Question / Help Choppy stream at 30fps

hawk

New Member
When I stream at 30fps, the video stream is all choppy. It feels like its being played at 15fps, like half the frames are missing each second.
When I stream at 60fps, everything is fine. If I stream with other programs at 30fps, its fine as well.

Here are 2 videos I've uploaded to youtube.

Stream at 60fps

Stream at 30fps

I created a demo playback so when I recorded both samples, they will be of exact same gameplay.

OBS Log:
http://pastebin.com/UzVhsRkC

I would like to figure this out, as xsplit costs money per month and doesn't have the simple feature of push to talk.
This also happens to every other game I play as well. It does the same thing with Starcraft 2 and Diablo 3.
I have a 120hz monitor which the game is played on, and a 60hz monitor which looks over to chat and OBS.
I have disabled my 2nd monitor, put my primary monitor to 60hz, but nothing works.

help appreciated.

thanks
 
Last edited by a moderator:

Lain

Forum Admin
Lain
Forum Moderator
Developer
Hmm, this feels unusual even for CS:GO. According to the log file, things are running fine.

This is just a shot in the dark, but could you try disabling the OBS preview? When obs is active, right click the preview window and go to disable.
 

hawk

New Member
thanks for replying. sad to say, it still does the same thing with the preview disabled. I even tried disabling my SLI setup and making my 2nd gfx card do nothing, but still the same.
 

Lain

Forum Admin
Lain
Forum Moderator
Developer
Wait a sec, second graphics card? SLI? Hm, on some SLI systems it can't capture every second frame, I'm betting it's because of SLI in this particular case. You *might* have to disable SLI for streaming.

Why is this happening with SLI in this case? Here's my theory of what's going on: Game capture functions via sharing texture data between OBS and the game for a super efficient capture (this is the most efficient type of capture you can get). SLI is rendering the game with both video cards, frame 1 renders on video card A, frame 2 video card B, and so on, and swaps between them like that. So, OBS is most likely only getting frame 1, frame 3, frame 5, etc, instead of frame 1/2/3/4/5 like it normally would.
 
Last edited:

hawk

New Member
Thanks Jim. Although I have tried this before to no success, it seems to work great now. Even making my 2nd card do physics only doesn't cause any issues. I saw some twitch streams saying they had an SLI setup, to which brainwashed me to thinking it wasn't a possible factor.

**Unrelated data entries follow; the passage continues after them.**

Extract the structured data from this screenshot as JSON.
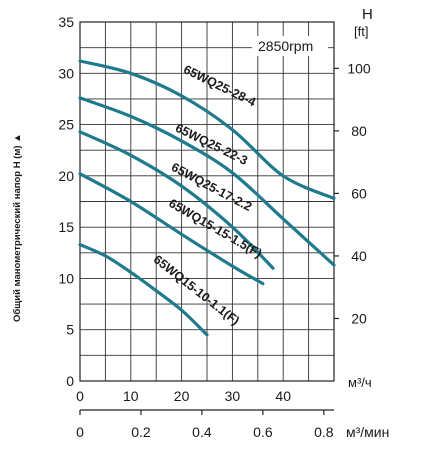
{
  "chart_data": {
    "type": "line",
    "title": "",
    "xlabel": "м³/ч",
    "x2label": "м³/мин",
    "ylabel": "Общий манометрический напор H (м) ▲",
    "y2label_top": "H",
    "y2label_unit": "[ft]",
    "annotation": "2850rpm",
    "xlim": [
      0,
      50
    ],
    "ylim": [
      0,
      35
    ],
    "x_ticks": [
      "0",
      "10",
      "20",
      "30",
      "40"
    ],
    "x2_ticks": [
      "0",
      "0.2",
      "0.4",
      "0.6",
      "0.8"
    ],
    "y_ticks": [
      "0",
      "5",
      "10",
      "15",
      "20",
      "25",
      "30",
      "35"
    ],
    "y2_ticks": [
      "20",
      "40",
      "60",
      "80",
      "100"
    ],
    "grid": true,
    "series": [
      {
        "name": "65WQ25-28-4",
        "x": [
          0,
          10,
          20,
          30,
          40,
          50
        ],
        "y": [
          31.2,
          30.0,
          27.8,
          24.5,
          20.0,
          17.8
        ]
      },
      {
        "name": "65WQ25-22-3",
        "x": [
          0,
          10,
          20,
          30,
          40,
          50
        ],
        "y": [
          27.6,
          25.8,
          23.4,
          20.3,
          15.8,
          11.3
        ]
      },
      {
        "name": "65WQ25-17-2.2",
        "x": [
          0,
          10,
          20,
          30,
          38
        ],
        "y": [
          24.3,
          22.0,
          19.0,
          15.0,
          11.0
        ]
      },
      {
        "name": "65WQ15-15-1.5(F)",
        "x": [
          0,
          10,
          20,
          30,
          36
        ],
        "y": [
          20.2,
          17.5,
          14.3,
          11.2,
          9.5
        ]
      },
      {
        "name": "65WQ15-10-1.1(F)",
        "x": [
          0,
          5,
          10,
          15,
          20,
          25
        ],
        "y": [
          13.3,
          12.2,
          10.6,
          8.8,
          6.9,
          4.5
        ]
      }
    ],
    "colors": {
      "curve": "#1e7a8c"
    }
  }
}
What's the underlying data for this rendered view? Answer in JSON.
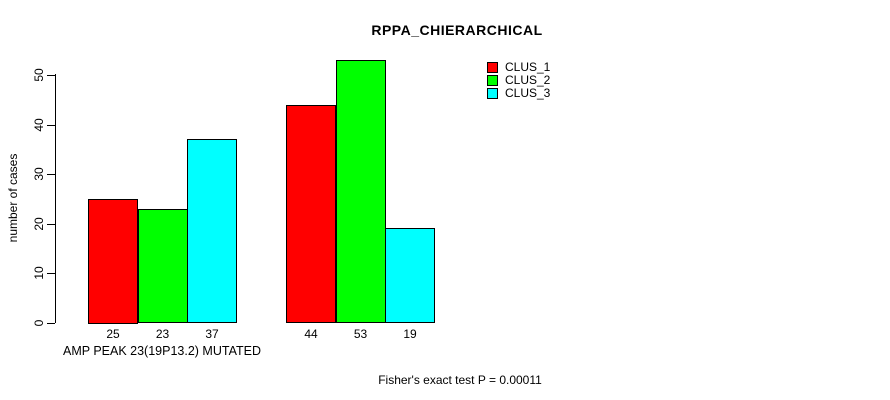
{
  "title": "RPPA_CHIERARCHICAL",
  "footnote": "Fisher's exact test P = 0.00011",
  "legend": {
    "entries": [
      {
        "label": "CLUS_1",
        "color": "#FF0000"
      },
      {
        "label": "CLUS_2",
        "color": "#00FF00"
      },
      {
        "label": "CLUS_3",
        "color": "#00FFFF"
      }
    ]
  },
  "chart_data": {
    "type": "bar",
    "title": "RPPA_CHIERARCHICAL",
    "xlabel": "AMP PEAK 23(19P13.2) MUTATED",
    "ylabel": "number of cases",
    "ylim": [
      0,
      53
    ],
    "yticks": [
      0,
      10,
      20,
      30,
      40,
      50
    ],
    "grid": false,
    "legend_position": "top-right",
    "bar_value_labels_shown": true,
    "categories": [
      "AMP PEAK 23(19P13.2) MUTATED",
      ""
    ],
    "series": [
      {
        "name": "CLUS_1",
        "color": "#FF0000",
        "values": [
          25,
          44
        ]
      },
      {
        "name": "CLUS_2",
        "color": "#00FF00",
        "values": [
          23,
          53
        ]
      },
      {
        "name": "CLUS_3",
        "color": "#00FFFF",
        "values": [
          37,
          19
        ]
      }
    ]
  }
}
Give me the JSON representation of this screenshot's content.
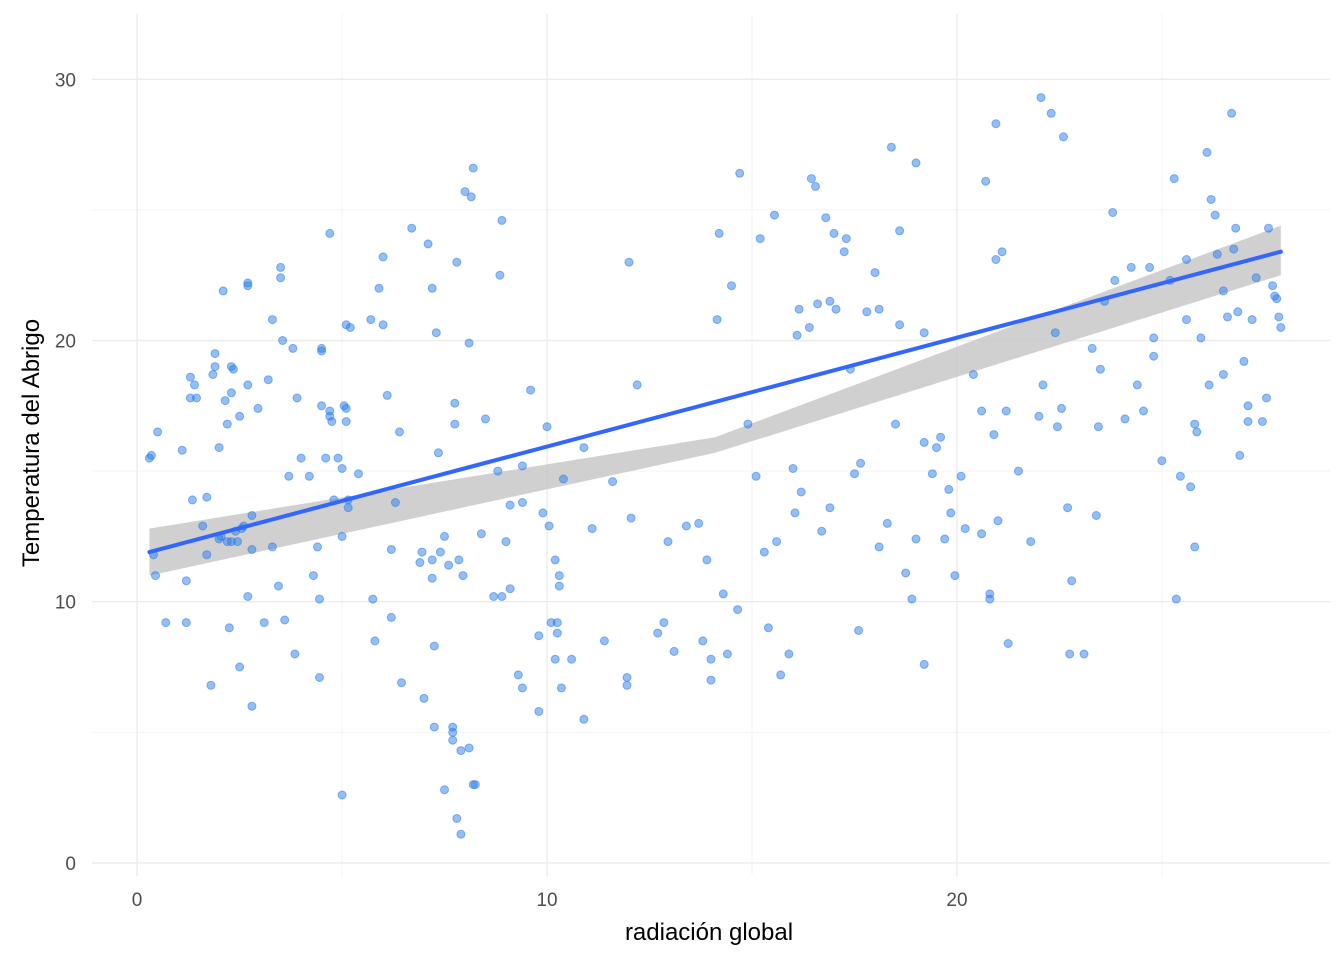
{
  "chart_data": {
    "type": "scatter",
    "xlabel": "radiación global",
    "ylabel": "Temperatura del Abrigo",
    "xlim": [
      -1.1,
      29.1
    ],
    "ylim": [
      -0.5,
      32.5
    ],
    "x_ticks": [
      0,
      10,
      20
    ],
    "x_tick_labels": [
      "0",
      "10",
      "20"
    ],
    "y_ticks": [
      0,
      10,
      20,
      30
    ],
    "y_tick_labels": [
      "0",
      "10",
      "20",
      "30"
    ],
    "grid": true,
    "colors": {
      "points": "#2b7de9",
      "fit_line": "#3366ff",
      "confidence_band": "#c8c8c8"
    },
    "trend": {
      "method": "linear",
      "x_start": 0.3,
      "y_start": 11.9,
      "x_end": 27.9,
      "y_end": 23.4,
      "band_start": [
        11.0,
        12.8
      ],
      "band_mid": [
        15.7,
        16.3
      ],
      "band_end": [
        22.5,
        24.4
      ]
    },
    "points": [
      [
        0.3,
        15.5
      ],
      [
        0.35,
        15.6
      ],
      [
        0.4,
        11.8
      ],
      [
        0.45,
        11.0
      ],
      [
        0.5,
        16.5
      ],
      [
        0.7,
        9.2
      ],
      [
        1.1,
        15.8
      ],
      [
        1.2,
        10.8
      ],
      [
        1.2,
        9.2
      ],
      [
        1.3,
        18.6
      ],
      [
        1.3,
        17.8
      ],
      [
        1.35,
        13.9
      ],
      [
        1.4,
        18.3
      ],
      [
        1.45,
        17.8
      ],
      [
        1.6,
        12.9
      ],
      [
        1.7,
        11.8
      ],
      [
        1.7,
        14.0
      ],
      [
        1.8,
        6.8
      ],
      [
        1.85,
        18.7
      ],
      [
        1.9,
        19.5
      ],
      [
        1.9,
        19.0
      ],
      [
        2.0,
        15.9
      ],
      [
        2.0,
        12.4
      ],
      [
        2.05,
        12.5
      ],
      [
        2.1,
        21.9
      ],
      [
        2.15,
        17.7
      ],
      [
        2.2,
        16.8
      ],
      [
        2.2,
        12.3
      ],
      [
        2.25,
        9.0
      ],
      [
        2.3,
        19.0
      ],
      [
        2.3,
        18.0
      ],
      [
        2.3,
        12.3
      ],
      [
        2.35,
        18.9
      ],
      [
        2.4,
        12.7
      ],
      [
        2.45,
        12.3
      ],
      [
        2.5,
        17.1
      ],
      [
        2.5,
        7.5
      ],
      [
        2.55,
        12.8
      ],
      [
        2.6,
        12.9
      ],
      [
        2.7,
        22.2
      ],
      [
        2.7,
        22.1
      ],
      [
        2.7,
        18.3
      ],
      [
        2.7,
        10.2
      ],
      [
        2.8,
        13.3
      ],
      [
        2.8,
        6.0
      ],
      [
        2.8,
        12.0
      ],
      [
        2.95,
        17.4
      ],
      [
        3.1,
        9.2
      ],
      [
        3.2,
        18.5
      ],
      [
        3.3,
        20.8
      ],
      [
        3.3,
        12.1
      ],
      [
        3.45,
        10.6
      ],
      [
        3.5,
        22.8
      ],
      [
        3.5,
        22.4
      ],
      [
        3.55,
        20.0
      ],
      [
        3.6,
        9.3
      ],
      [
        3.7,
        14.8
      ],
      [
        3.8,
        19.7
      ],
      [
        3.85,
        8.0
      ],
      [
        3.9,
        17.8
      ],
      [
        4.0,
        15.5
      ],
      [
        4.2,
        14.8
      ],
      [
        4.3,
        11.0
      ],
      [
        4.4,
        12.1
      ],
      [
        4.45,
        7.1
      ],
      [
        4.45,
        10.1
      ],
      [
        4.5,
        19.6
      ],
      [
        4.5,
        19.7
      ],
      [
        4.5,
        17.5
      ],
      [
        4.6,
        15.5
      ],
      [
        4.7,
        24.1
      ],
      [
        4.7,
        17.1
      ],
      [
        4.7,
        17.3
      ],
      [
        4.75,
        16.9
      ],
      [
        4.8,
        13.9
      ],
      [
        4.9,
        15.5
      ],
      [
        5.0,
        2.6
      ],
      [
        5.0,
        15.1
      ],
      [
        5.0,
        12.5
      ],
      [
        5.05,
        17.5
      ],
      [
        5.1,
        20.6
      ],
      [
        5.1,
        17.4
      ],
      [
        5.1,
        16.9
      ],
      [
        5.15,
        13.6
      ],
      [
        5.15,
        13.9
      ],
      [
        5.2,
        20.5
      ],
      [
        5.4,
        14.9
      ],
      [
        5.7,
        20.8
      ],
      [
        5.75,
        10.1
      ],
      [
        5.8,
        8.5
      ],
      [
        5.9,
        22.0
      ],
      [
        6.0,
        20.6
      ],
      [
        6.0,
        23.2
      ],
      [
        6.1,
        17.9
      ],
      [
        6.2,
        9.4
      ],
      [
        6.2,
        12.0
      ],
      [
        6.3,
        13.8
      ],
      [
        6.4,
        16.5
      ],
      [
        6.45,
        6.9
      ],
      [
        6.7,
        24.3
      ],
      [
        6.9,
        11.5
      ],
      [
        6.95,
        11.9
      ],
      [
        7.0,
        6.3
      ],
      [
        7.1,
        23.7
      ],
      [
        7.2,
        22.0
      ],
      [
        7.2,
        11.6
      ],
      [
        7.2,
        10.9
      ],
      [
        7.25,
        8.3
      ],
      [
        7.25,
        5.2
      ],
      [
        7.3,
        20.3
      ],
      [
        7.35,
        15.7
      ],
      [
        7.4,
        11.9
      ],
      [
        7.5,
        2.8
      ],
      [
        7.5,
        12.5
      ],
      [
        7.6,
        11.4
      ],
      [
        7.7,
        5.2
      ],
      [
        7.7,
        5.0
      ],
      [
        7.7,
        4.7
      ],
      [
        7.75,
        16.8
      ],
      [
        7.75,
        17.6
      ],
      [
        7.8,
        23.0
      ],
      [
        7.8,
        1.7
      ],
      [
        7.85,
        11.6
      ],
      [
        7.9,
        4.3
      ],
      [
        7.9,
        1.1
      ],
      [
        7.95,
        11.0
      ],
      [
        8.0,
        25.7
      ],
      [
        8.1,
        19.9
      ],
      [
        8.1,
        4.4
      ],
      [
        8.15,
        25.5
      ],
      [
        8.2,
        26.6
      ],
      [
        8.2,
        3.0
      ],
      [
        8.25,
        3.0
      ],
      [
        8.4,
        12.6
      ],
      [
        8.5,
        17.0
      ],
      [
        8.7,
        10.2
      ],
      [
        8.8,
        15.0
      ],
      [
        8.85,
        22.5
      ],
      [
        8.9,
        24.6
      ],
      [
        8.9,
        10.2
      ],
      [
        9.0,
        12.3
      ],
      [
        9.1,
        10.5
      ],
      [
        9.1,
        13.7
      ],
      [
        9.3,
        7.2
      ],
      [
        9.4,
        15.2
      ],
      [
        9.4,
        6.7
      ],
      [
        9.4,
        13.8
      ],
      [
        9.6,
        18.1
      ],
      [
        9.8,
        8.7
      ],
      [
        9.8,
        5.8
      ],
      [
        9.9,
        13.4
      ],
      [
        10.0,
        16.7
      ],
      [
        10.05,
        12.9
      ],
      [
        10.1,
        9.2
      ],
      [
        10.2,
        7.8
      ],
      [
        10.2,
        11.6
      ],
      [
        10.25,
        9.2
      ],
      [
        10.25,
        8.8
      ],
      [
        10.3,
        11.0
      ],
      [
        10.3,
        10.6
      ],
      [
        10.35,
        6.7
      ],
      [
        10.4,
        14.7
      ],
      [
        10.6,
        7.8
      ],
      [
        10.9,
        5.5
      ],
      [
        10.9,
        15.9
      ],
      [
        11.1,
        12.8
      ],
      [
        11.4,
        8.5
      ],
      [
        11.6,
        14.6
      ],
      [
        11.95,
        7.1
      ],
      [
        11.95,
        6.8
      ],
      [
        12.0,
        23.0
      ],
      [
        12.05,
        13.2
      ],
      [
        12.2,
        18.3
      ],
      [
        12.7,
        8.8
      ],
      [
        12.85,
        9.2
      ],
      [
        12.95,
        12.3
      ],
      [
        13.1,
        8.1
      ],
      [
        13.4,
        12.9
      ],
      [
        13.7,
        13.0
      ],
      [
        13.8,
        8.5
      ],
      [
        13.9,
        11.6
      ],
      [
        14.0,
        7.8
      ],
      [
        14.0,
        7.0
      ],
      [
        14.15,
        20.8
      ],
      [
        14.2,
        24.1
      ],
      [
        14.3,
        10.3
      ],
      [
        14.4,
        8.0
      ],
      [
        14.5,
        22.1
      ],
      [
        14.65,
        9.7
      ],
      [
        14.7,
        26.4
      ],
      [
        14.9,
        16.8
      ],
      [
        15.1,
        14.8
      ],
      [
        15.2,
        23.9
      ],
      [
        15.3,
        11.9
      ],
      [
        15.55,
        24.8
      ],
      [
        15.6,
        12.3
      ],
      [
        15.7,
        7.2
      ],
      [
        15.9,
        8.0
      ],
      [
        16.0,
        15.1
      ],
      [
        16.05,
        13.4
      ],
      [
        16.1,
        20.2
      ],
      [
        16.15,
        21.2
      ],
      [
        16.2,
        14.2
      ],
      [
        16.4,
        20.5
      ],
      [
        16.45,
        26.2
      ],
      [
        16.55,
        25.9
      ],
      [
        16.6,
        21.4
      ],
      [
        16.7,
        12.7
      ],
      [
        16.8,
        24.7
      ],
      [
        16.9,
        21.5
      ],
      [
        16.9,
        13.6
      ],
      [
        17.0,
        24.1
      ],
      [
        17.05,
        21.2
      ],
      [
        17.25,
        23.4
      ],
      [
        17.3,
        23.9
      ],
      [
        17.4,
        18.9
      ],
      [
        17.5,
        14.9
      ],
      [
        17.6,
        8.9
      ],
      [
        18.1,
        12.1
      ],
      [
        18.1,
        21.2
      ],
      [
        18.3,
        13.0
      ],
      [
        18.4,
        27.4
      ],
      [
        18.5,
        16.8
      ],
      [
        18.6,
        24.2
      ],
      [
        18.6,
        20.6
      ],
      [
        18.75,
        11.1
      ],
      [
        18.9,
        10.1
      ],
      [
        19.0,
        12.4
      ],
      [
        19.0,
        26.8
      ],
      [
        19.2,
        16.1
      ],
      [
        19.2,
        7.6
      ],
      [
        19.2,
        20.3
      ],
      [
        19.4,
        14.9
      ],
      [
        19.5,
        15.9
      ],
      [
        19.6,
        16.3
      ],
      [
        19.7,
        12.4
      ],
      [
        19.8,
        14.3
      ],
      [
        19.85,
        13.4
      ],
      [
        19.95,
        11.0
      ],
      [
        20.1,
        14.8
      ],
      [
        20.2,
        12.8
      ],
      [
        20.4,
        18.7
      ],
      [
        20.6,
        17.3
      ],
      [
        20.6,
        12.6
      ],
      [
        20.7,
        26.1
      ],
      [
        20.8,
        10.1
      ],
      [
        20.8,
        10.3
      ],
      [
        20.9,
        16.4
      ],
      [
        20.95,
        28.3
      ],
      [
        20.95,
        23.1
      ],
      [
        21.0,
        13.1
      ],
      [
        21.1,
        23.4
      ],
      [
        21.2,
        17.3
      ],
      [
        21.25,
        8.4
      ],
      [
        21.5,
        15.0
      ],
      [
        21.8,
        12.3
      ],
      [
        22.0,
        17.1
      ],
      [
        22.05,
        29.3
      ],
      [
        22.1,
        18.3
      ],
      [
        22.3,
        28.7
      ],
      [
        22.4,
        20.3
      ],
      [
        22.45,
        16.7
      ],
      [
        22.55,
        17.4
      ],
      [
        22.6,
        27.8
      ],
      [
        22.7,
        13.6
      ],
      [
        22.75,
        8.0
      ],
      [
        22.8,
        10.8
      ],
      [
        23.1,
        8.0
      ],
      [
        23.3,
        19.7
      ],
      [
        23.4,
        13.3
      ],
      [
        23.45,
        16.7
      ],
      [
        23.5,
        18.9
      ],
      [
        23.6,
        21.5
      ],
      [
        23.8,
        24.9
      ],
      [
        23.85,
        22.3
      ],
      [
        24.1,
        17.0
      ],
      [
        24.25,
        22.8
      ],
      [
        24.4,
        18.3
      ],
      [
        24.55,
        17.3
      ],
      [
        24.7,
        22.8
      ],
      [
        24.8,
        19.4
      ],
      [
        24.8,
        20.1
      ],
      [
        25.0,
        15.4
      ],
      [
        25.2,
        22.3
      ],
      [
        25.3,
        26.2
      ],
      [
        25.35,
        10.1
      ],
      [
        25.45,
        14.8
      ],
      [
        25.6,
        23.1
      ],
      [
        25.6,
        20.8
      ],
      [
        25.7,
        14.4
      ],
      [
        25.8,
        12.1
      ],
      [
        25.8,
        16.8
      ],
      [
        25.85,
        16.5
      ],
      [
        25.95,
        20.1
      ],
      [
        26.1,
        27.2
      ],
      [
        26.15,
        18.3
      ],
      [
        26.2,
        25.4
      ],
      [
        26.3,
        24.8
      ],
      [
        26.35,
        23.3
      ],
      [
        26.5,
        18.7
      ],
      [
        26.5,
        21.9
      ],
      [
        26.6,
        20.9
      ],
      [
        26.7,
        28.7
      ],
      [
        26.75,
        23.5
      ],
      [
        26.8,
        24.3
      ],
      [
        26.85,
        21.1
      ],
      [
        26.9,
        15.6
      ],
      [
        27.0,
        19.2
      ],
      [
        27.1,
        17.5
      ],
      [
        27.1,
        16.9
      ],
      [
        27.2,
        20.8
      ],
      [
        27.3,
        22.4
      ],
      [
        27.45,
        16.9
      ],
      [
        27.55,
        17.8
      ],
      [
        27.6,
        24.3
      ],
      [
        27.7,
        22.1
      ],
      [
        27.75,
        21.7
      ],
      [
        27.8,
        21.6
      ],
      [
        27.85,
        20.9
      ],
      [
        27.9,
        20.5
      ],
      [
        17.65,
        15.3
      ],
      [
        17.8,
        21.1
      ],
      [
        18.0,
        22.6
      ],
      [
        15.4,
        9.0
      ]
    ]
  }
}
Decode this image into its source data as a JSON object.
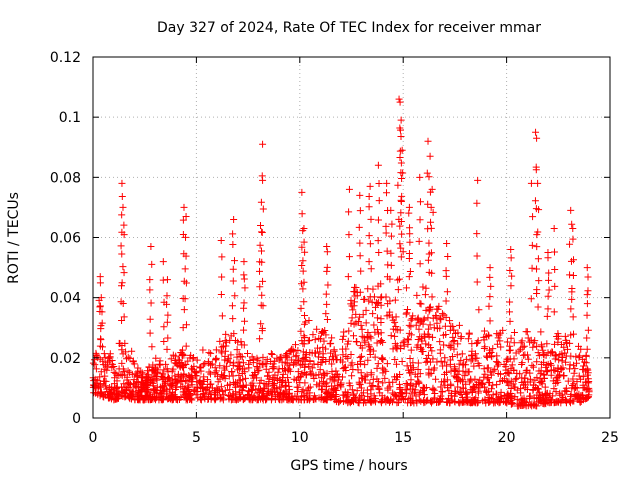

Thanks again. A mod may close this thread.
 

Lain

Forum Admin
Lain
Forum Moderator
Developer
Yea, this is typically why we encourage people to buy single powerful cards rather than multiple cards for streaming, because the effects of SLI and especially crossfire have been unpredictable. Sometimes it works fine, sometimes it doesn't. I don't really know what to do on the programming side about it, because the card comes up listed as a 'single' card in most cases, and its effects are technically 'automatic' behind the scenes, so it's not something we can control directly.